Reaching out for hope - a peer support program
© Purcell et al; licensee BioMed Central Ltd. 2014
Published: 24 November 2014
The value and need for consumer involvement in the delivery of mental health services is becoming increasingly recognised and acknowledged both throughout government and non-government organisations. The aim of consumer and carer involvement and engagement is, ultimately, to improve the quality of health care provided.
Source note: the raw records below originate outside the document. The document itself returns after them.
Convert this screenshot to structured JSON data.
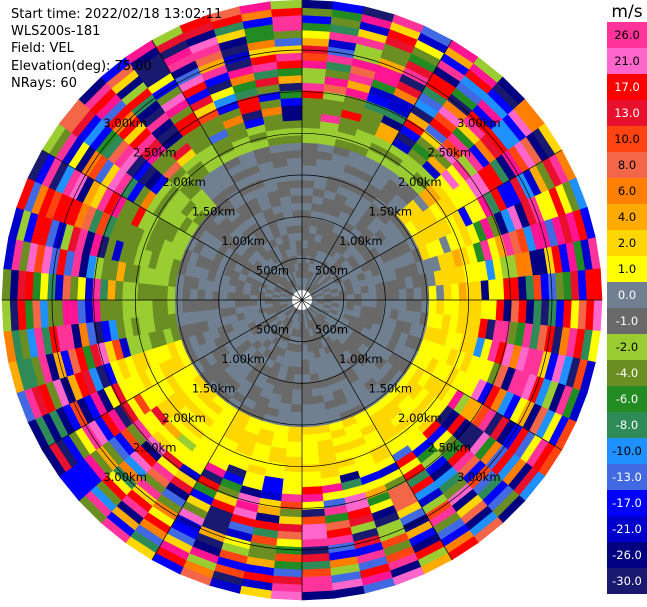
{
  "info": {
    "start_time": "Start time: 2022/02/18 13:02:11",
    "station": "WLS200s-181",
    "field": "Field: VEL",
    "elevation": "Elevation(deg): 75.00",
    "nrays": "NRays: 60"
  },
  "chart_data": {
    "type": "ppi",
    "field": "VEL",
    "units": "m/s",
    "nrays": 60,
    "elevation_deg": 75.0,
    "range_rings_km": [
      0.5,
      1.0,
      1.5,
      2.0,
      2.5,
      3.0
    ],
    "range_labels": [
      "500m",
      "1.00km",
      "1.50km",
      "2.00km",
      "2.50km",
      "3.00km"
    ],
    "max_range_km": 3.6,
    "colorbar": {
      "label": "m/s",
      "ticks": [
        "26.0",
        "21.0",
        "17.0",
        "13.0",
        "10.0",
        "8.0",
        "6.0",
        "4.0",
        "2.0",
        "1.0",
        "0.0",
        "-1.0",
        "-2.0",
        "-4.0",
        "-6.0",
        "-8.0",
        "-10.0",
        "-13.0",
        "-17.0",
        "-21.0",
        "-26.0",
        "-30.0"
      ],
      "colors": [
        "#ff3399",
        "#ff66cc",
        "#ff0000",
        "#e8102c",
        "#ff4411",
        "#f36648",
        "#ff7f00",
        "#ffaa00",
        "#ffd700",
        "#ffff00",
        "#708090",
        "#696969",
        "#9acd32",
        "#6b8e23",
        "#228b22",
        "#2e8b57",
        "#1e90ff",
        "#4169e1",
        "#0000ff",
        "#0000cd",
        "#000080",
        "#191970"
      ]
    }
  }
}
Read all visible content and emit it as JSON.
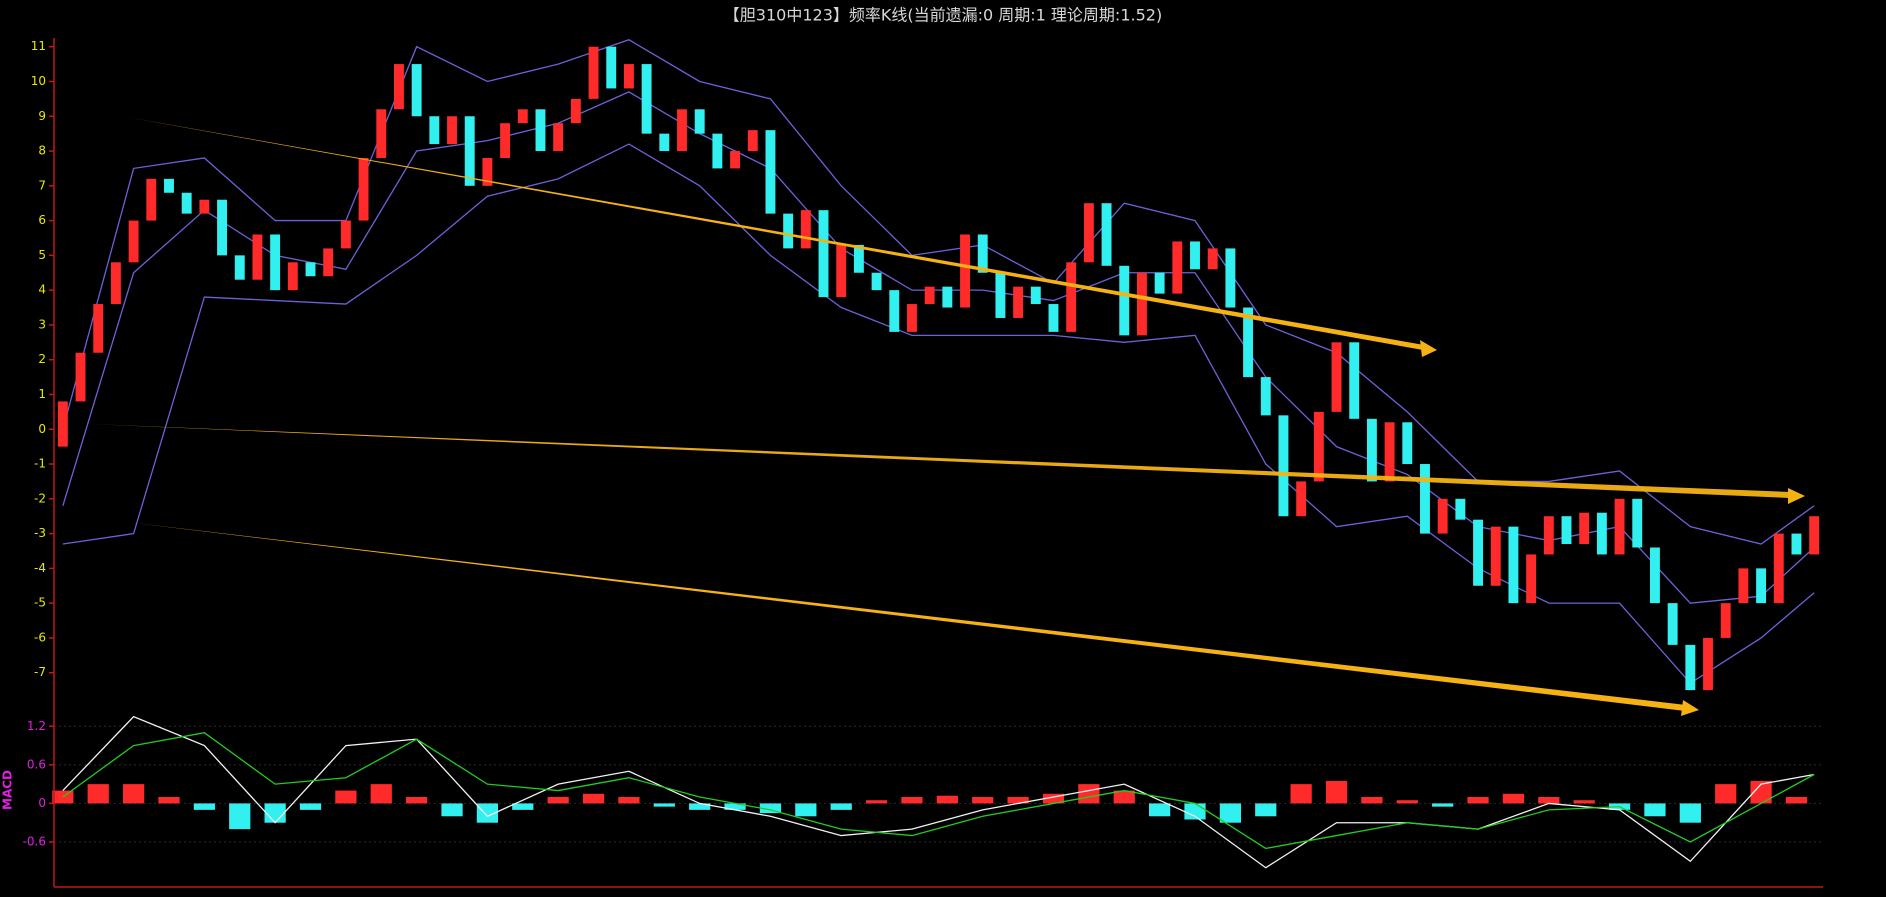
{
  "chart_data": [
    {
      "type": "candlestick",
      "title": "【胆310中123】频率K线(当前遗漏:0 周期:1 理论周期:1.52)",
      "up_color": "#ff2a2a",
      "down_color": "#33f0f0",
      "xlim": [
        -0.5,
        99.5
      ],
      "ylim": [
        -7.9,
        11.25
      ],
      "yticks": [
        -7,
        -6,
        -5,
        -4,
        -3,
        -2,
        -1,
        0,
        1,
        2,
        3,
        4,
        5,
        6,
        7,
        8,
        9,
        10,
        11
      ],
      "open": [
        -0.5,
        0.8,
        2.2,
        3.6,
        4.8,
        6.0,
        7.2,
        6.8,
        6.2,
        6.6,
        5.0,
        4.3,
        5.6,
        4.0,
        4.8,
        4.4,
        5.2,
        6.0,
        7.8,
        9.2,
        10.5,
        9.0,
        8.2,
        9.0,
        7.0,
        7.8,
        8.8,
        9.2,
        8.0,
        8.8,
        9.5,
        11.0,
        9.8,
        10.5,
        8.5,
        8.0,
        9.2,
        8.5,
        7.5,
        8.0,
        8.6,
        6.2,
        5.2,
        6.3,
        3.8,
        5.3,
        4.5,
        4.0,
        2.8,
        3.6,
        4.1,
        3.5,
        5.6,
        4.5,
        3.2,
        4.1,
        3.6,
        2.8,
        4.8,
        6.5,
        4.7,
        2.7,
        4.5,
        3.9,
        5.4,
        4.6,
        5.2,
        3.5,
        1.5,
        0.4,
        -2.5,
        -1.5,
        0.5,
        2.5,
        0.3,
        -1.5,
        0.2,
        -1.0,
        -3.0,
        -2.0,
        -2.6,
        -4.5,
        -2.8,
        -5.0,
        -3.6,
        -2.5,
        -3.3,
        -2.4,
        -3.6,
        -2.0,
        -3.4,
        -5.0,
        -6.2,
        -7.5,
        -6.0,
        -5.0,
        -4.0,
        -5.0,
        -3.0,
        -3.6
      ],
      "close": [
        0.8,
        2.2,
        3.6,
        4.8,
        6.0,
        7.2,
        6.8,
        6.2,
        6.6,
        5.0,
        4.3,
        5.6,
        4.0,
        4.8,
        4.4,
        5.2,
        6.0,
        7.8,
        9.2,
        10.5,
        9.0,
        8.2,
        9.0,
        7.0,
        7.8,
        8.8,
        9.2,
        8.0,
        8.8,
        9.5,
        11.0,
        9.8,
        10.5,
        8.5,
        8.0,
        9.2,
        8.5,
        7.5,
        8.0,
        8.6,
        6.2,
        5.2,
        6.3,
        3.8,
        5.3,
        4.5,
        4.0,
        2.8,
        3.6,
        4.1,
        3.5,
        5.6,
        4.5,
        3.2,
        4.1,
        3.6,
        2.8,
        4.8,
        6.5,
        4.7,
        2.7,
        4.5,
        3.9,
        5.4,
        4.6,
        5.2,
        3.5,
        1.5,
        0.4,
        -2.5,
        -1.5,
        0.5,
        2.5,
        0.3,
        -1.5,
        0.2,
        -1.0,
        -3.0,
        -2.0,
        -2.6,
        -4.5,
        -2.8,
        -5.0,
        -3.6,
        -2.5,
        -3.3,
        -2.4,
        -3.6,
        -2.0,
        -3.4,
        -5.0,
        -6.2,
        -7.5,
        -6.0,
        -5.0,
        -4.0,
        -5.0,
        -3.0,
        -3.6,
        -2.5
      ],
      "lines_x": [
        0,
        4,
        8,
        12,
        16,
        20,
        24,
        28,
        32,
        36,
        40,
        44,
        48,
        52,
        56,
        60,
        64,
        68,
        72,
        76,
        80,
        84,
        88,
        92,
        96,
        99
      ],
      "series": [
        {
          "color": "#6b62d8",
          "values": [
            0,
            7.5,
            7.8,
            6.0,
            6.0,
            11.0,
            10.0,
            10.5,
            11.2,
            10.0,
            9.5,
            7.0,
            5.0,
            5.3,
            4.2,
            6.5,
            6.0,
            3.0,
            2.2,
            0.5,
            -1.5,
            -1.5,
            -1.2,
            -2.8,
            -3.3,
            -2.2
          ]
        },
        {
          "color": "#6b62d8",
          "values": [
            -2.2,
            4.5,
            6.3,
            5.0,
            4.6,
            8.0,
            8.3,
            8.8,
            9.7,
            8.5,
            7.5,
            5.2,
            4.0,
            4.0,
            3.7,
            4.5,
            4.5,
            1.5,
            -0.5,
            -1.3,
            -2.8,
            -3.2,
            -2.8,
            -5.0,
            -4.8,
            -3.4
          ]
        },
        {
          "color": "#6b62d8",
          "values": [
            -3.3,
            -3.0,
            3.8,
            3.7,
            3.6,
            5.0,
            6.7,
            7.2,
            8.2,
            7.0,
            5.0,
            3.5,
            2.7,
            2.7,
            2.7,
            2.5,
            2.7,
            -1.0,
            -2.8,
            -2.5,
            -4.0,
            -5.0,
            -5.0,
            -7.3,
            -6.0,
            -4.7
          ]
        }
      ]
    },
    {
      "type": "macd",
      "ylabel": "MACD",
      "up_color": "#ff2a2a",
      "down_color": "#33f0f0",
      "xlim": [
        -0.5,
        99.5
      ],
      "ylim": [
        -1.3,
        1.5
      ],
      "yticks": [
        1.2,
        0.6,
        0,
        -0.6
      ],
      "grid": true,
      "lines_x": [
        0,
        4,
        8,
        12,
        16,
        20,
        24,
        28,
        32,
        36,
        40,
        44,
        48,
        52,
        56,
        60,
        64,
        68,
        72,
        76,
        80,
        84,
        88,
        92,
        96,
        99
      ],
      "series": [
        {
          "color": "#f2f2f2",
          "values": [
            0.2,
            1.35,
            0.9,
            -0.3,
            0.9,
            1.0,
            -0.2,
            0.3,
            0.5,
            0.0,
            -0.2,
            -0.5,
            -0.4,
            -0.1,
            0.1,
            0.3,
            -0.2,
            -1.0,
            -0.3,
            -0.3,
            -0.4,
            0.0,
            -0.1,
            -0.9,
            0.3,
            0.45
          ]
        },
        {
          "color": "#22cc22",
          "values": [
            0.1,
            0.9,
            1.1,
            0.3,
            0.4,
            1.0,
            0.3,
            0.2,
            0.4,
            0.1,
            -0.1,
            -0.4,
            -0.5,
            -0.2,
            0.0,
            0.2,
            0.0,
            -0.7,
            -0.5,
            -0.3,
            -0.4,
            -0.1,
            -0.05,
            -0.6,
            0.0,
            0.45
          ]
        }
      ],
      "hist_x": [
        0,
        2,
        4,
        6,
        8,
        10,
        12,
        14,
        16,
        18,
        20,
        22,
        24,
        26,
        28,
        30,
        32,
        34,
        36,
        38,
        40,
        42,
        44,
        46,
        48,
        50,
        52,
        54,
        56,
        58,
        60,
        62,
        64,
        66,
        68,
        70,
        72,
        74,
        76,
        78,
        80,
        82,
        84,
        86,
        88,
        90,
        92,
        94,
        96,
        98
      ],
      "hist": [
        0.2,
        0.3,
        0.3,
        0.1,
        -0.1,
        -0.4,
        -0.3,
        -0.1,
        0.2,
        0.3,
        0.1,
        -0.2,
        -0.3,
        -0.1,
        0.1,
        0.15,
        0.1,
        -0.05,
        -0.1,
        -0.1,
        -0.15,
        -0.2,
        -0.1,
        0.05,
        0.1,
        0.12,
        0.1,
        0.1,
        0.15,
        0.3,
        0.2,
        -0.2,
        -0.25,
        -0.3,
        -0.2,
        0.3,
        0.35,
        0.1,
        0.05,
        -0.05,
        0.1,
        0.15,
        0.1,
        0.05,
        -0.1,
        -0.2,
        -0.3,
        0.3,
        0.35,
        0.1
      ]
    }
  ]
}
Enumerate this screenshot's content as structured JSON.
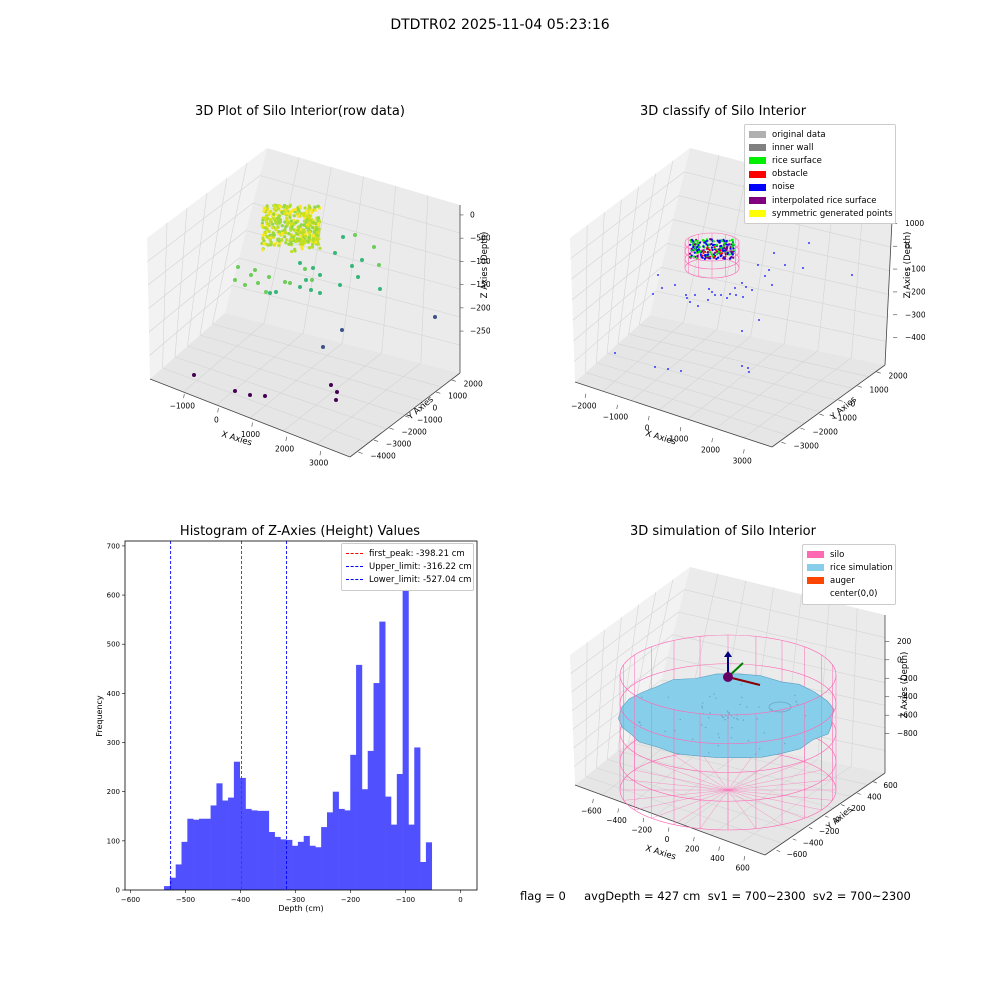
{
  "suptitle": "DTDTR02 2025-11-04 05:23:16",
  "footer": {
    "text": "flag = 0     avgDepth = 427 cm  sv1 = 700~2300  sv2 = 700~2300",
    "flag": 0,
    "avgDepth_cm": 427,
    "sv1": "700~2300",
    "sv2": "700~2300"
  },
  "chart_data": [
    {
      "type": "scatter",
      "projection": "3d",
      "title": "3D Plot of Silo Interior(row data)",
      "xlabel": "X Axies",
      "ylabel": "Y Axies",
      "zlabel": "Z Axies (Depth)",
      "x_ticks": [
        "−1000",
        "0",
        "1000",
        "2000",
        "3000"
      ],
      "y_ticks": [
        "−4000",
        "−3000",
        "−2000",
        "−1000",
        "0",
        "1000",
        "2000"
      ],
      "z_ticks": [
        "0",
        "−500",
        "−1000",
        "−1500",
        "−2000",
        "−2500"
      ],
      "colormap": "viridis (by depth)",
      "grid": true
    },
    {
      "type": "scatter",
      "projection": "3d",
      "title": "3D classify of Silo Interior",
      "xlabel": "X Axies",
      "ylabel": "Y Axies",
      "zlabel": "Z Axies (Depth)",
      "x_ticks": [
        "−2000",
        "−1000",
        "0",
        "1000",
        "2000",
        "3000"
      ],
      "y_ticks": [
        "−3000",
        "−2000",
        "−1000",
        "0",
        "1000",
        "2000"
      ],
      "z_ticks": [
        "1000",
        "0",
        "−1000",
        "−2000",
        "−3000",
        "−4000"
      ],
      "legend_position": "top-right",
      "legend": [
        {
          "label": "original data",
          "color": "#b0b0b0"
        },
        {
          "label": "inner wall",
          "color": "#808080"
        },
        {
          "label": "rice surface",
          "color": "#00ee00"
        },
        {
          "label": "obstacle",
          "color": "#ff0000"
        },
        {
          "label": "noise",
          "color": "#0000ff"
        },
        {
          "label": "interpolated rice surface",
          "color": "#800080"
        },
        {
          "label": "symmetric generated points",
          "color": "#ffff00"
        }
      ],
      "grid": true
    },
    {
      "type": "bar",
      "subtype": "histogram",
      "title": "Histogram of Z-Axies (Height) Values",
      "xlabel": "Depth (cm)",
      "ylabel": "Frequency",
      "xlim": [
        -610,
        30
      ],
      "ylim": [
        0,
        710
      ],
      "x_ticks": [
        -600,
        -500,
        -400,
        -300,
        -200,
        -100,
        0
      ],
      "y_ticks": [
        0,
        100,
        200,
        300,
        400,
        500,
        600,
        700
      ],
      "bar_color": "#5050ff",
      "bins": {
        "start": -539,
        "width": 10.58,
        "values": [
          8,
          25,
          52,
          98,
          145,
          143,
          145,
          145,
          172,
          217,
          182,
          188,
          261,
          228,
          165,
          162,
          161,
          161,
          118,
          108,
          103,
          102,
          90,
          98,
          110,
          90,
          87,
          128,
          158,
          200,
          165,
          162,
          275,
          458,
          205,
          283,
          421,
          546,
          190,
          133,
          236,
          670,
          133,
          290,
          57,
          97
        ]
      },
      "vlines": [
        {
          "x": -398.21,
          "color": "#ff0000",
          "label": "first_peak: -398.21 cm"
        },
        {
          "x": -316.22,
          "color": "#0000ff",
          "label": "Upper_limit: -316.22 cm"
        },
        {
          "x": -527.04,
          "color": "#0000ff",
          "label": "Lower_limit: -527.04 cm"
        }
      ],
      "legend_position": "top-right",
      "grid": false
    },
    {
      "type": "area",
      "projection": "3d",
      "title": "3D simulation of Silo Interior",
      "xlabel": "X Axies",
      "ylabel": "Y Axies",
      "zlabel": "Z Axies (Depth)",
      "x_ticks": [
        "−600",
        "−400",
        "−200",
        "0",
        "200",
        "400",
        "600"
      ],
      "y_ticks": [
        "−600",
        "−400",
        "−200",
        "0",
        "200",
        "400",
        "600"
      ],
      "z_ticks": [
        "200",
        "0",
        "−200",
        "−400",
        "−600",
        "−800"
      ],
      "legend_position": "top-right",
      "legend": [
        {
          "label": "silo",
          "color": "#ff69b4"
        },
        {
          "label": "rice simulation",
          "color": "#87ceeb"
        },
        {
          "label": "auger",
          "color": "#ff4500"
        },
        {
          "label": "center(0,0)",
          "color": ""
        }
      ],
      "grid": true
    }
  ]
}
The Child and Adolescent Mental Health Service (CAMHS) Eating Disorders Program (EDP), is a specialised service located at Princess Margaret Hospital. CAMHS has always had a strong investment in consumer focus and participation and have consistently included consumer input in to the current clinical services. In 2013, funding was obtained from a Capacity Building Grant which allowed for collaboration between CAMHS EDP and Women’s Healthworks (WHW), Body Esteem Program (BEP). From this collaboration a peer support program called “Reaching out for Hope,” was piloted. The “Reaching out for Hope” program was designed to allow young people attending the PMH EDP service to hear the experiences of others who once had an eating disorder, but now manage life without one. Delivery of the group program is based on peer support workers having a reciprocal and equal, non-clinical, non-expert relationship with participants.
Developing this program has involved several steps including ethics and funding approval, integration of research, clinical services and consumer input. This presentation will detail the program from inception to delivery, including details from the final report focusing on identified strengths and limitations. The presentation will be delivered collaboratively by CAMHS EDP and WHW BEP staff.
This abstract was presented in the Peer Support stream of the 2014 ANZAED Conference.